A student team led by Profs. Marco Gruteser (ECE) and Richard Martin (CS), both members of WINLAB, and Prof. Yingying Chen of Stevens Institute of Technology received the best paper award at the 2011 ACM International Conference on Mobile Computing and Networking (MobiCom).
The paper "Detecting Driver Phone Use Leveraging Car Speakers", authored by Jie Yang, Simon Sidhom, Gayathri Chandrasekharan, Tam Vu, Nicolae Cecan, Hongbo Liu, Yingying Chen, Marco Gruteser, and Richard Martin addresses the problem of sensing when a smartphone is used by a driver, with particular emphasis on distinguishing between a driver and passenger.
This is a key milestone for enabling numerous driver safety and phone interface enhancements. The project developed a detection system that leverages the existing car stereo infrastructure, in particular, the car speakers and handsfree Bluetooth system.

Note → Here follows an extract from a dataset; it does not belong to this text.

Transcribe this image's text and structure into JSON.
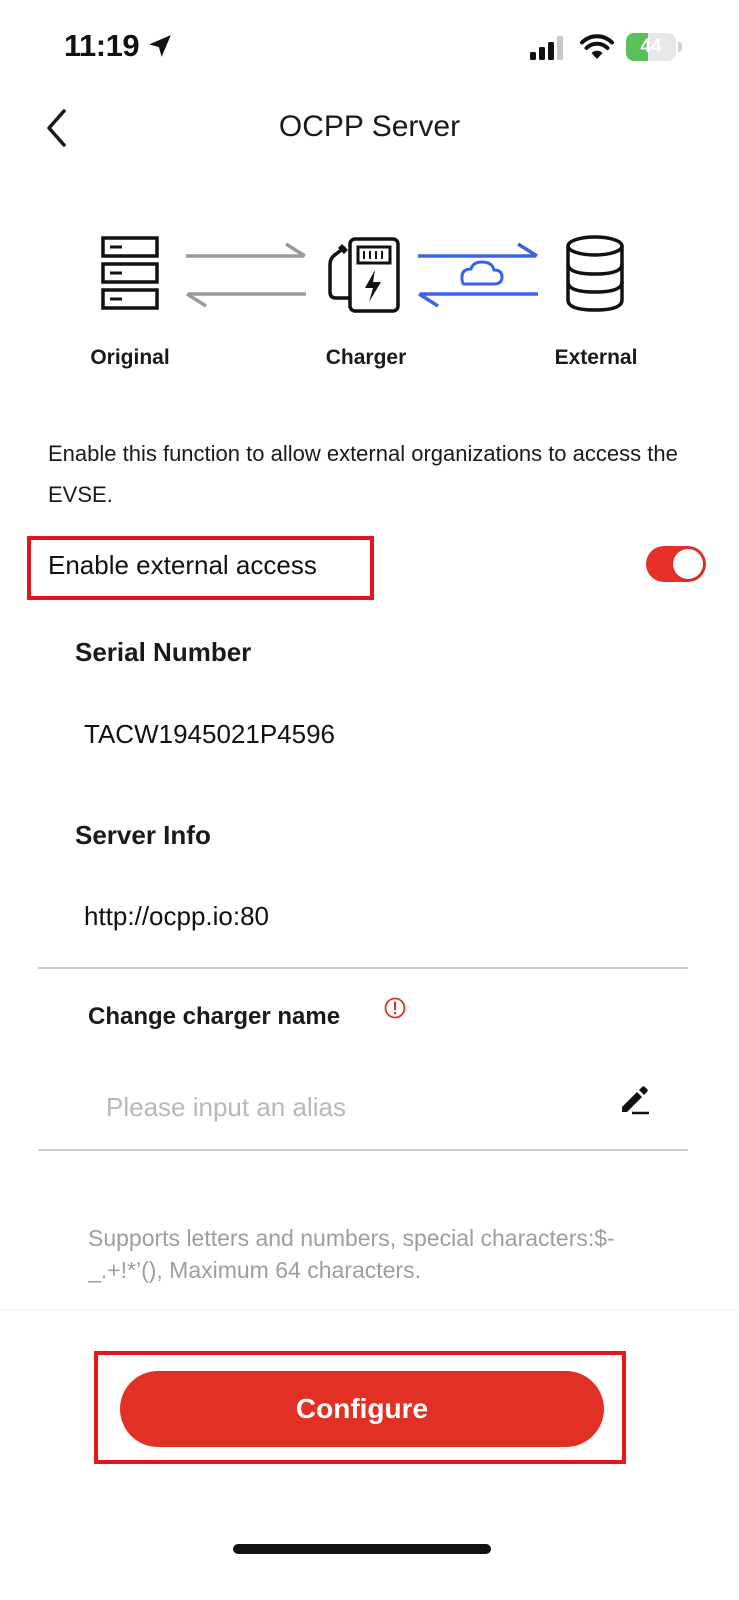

It uses an acoustic ranging approach wherein the phone send a series of customized high frequency beeps via the car stereo. The beeps are spaced in time across the left, right, and if available, front and rear speakers. After sampling the beeps, it times their arrival via a sequential change-point detection scheme, and then uses a differential ranging approach to estimate the phone's distance from the car's center. From these differences a passenger or driver classification can be made. Experiments with two different phones and two different cars showed that our customized beeps were imperceptible to most users, robust to background noise, and achieved a classification accuracy of 90-95 percent depending on the degree of calibration.
The project also received considerable attention from the popular press. It featured into news stories on National Public Radio and was the basis of a joke in Jay Leno's Tonight Show monologue. It also was covered extensively in the MIT Technology Review, the online blog section of the Wall Street Journal, an Inside Science TV segment, CNET news, and numerous other online news services.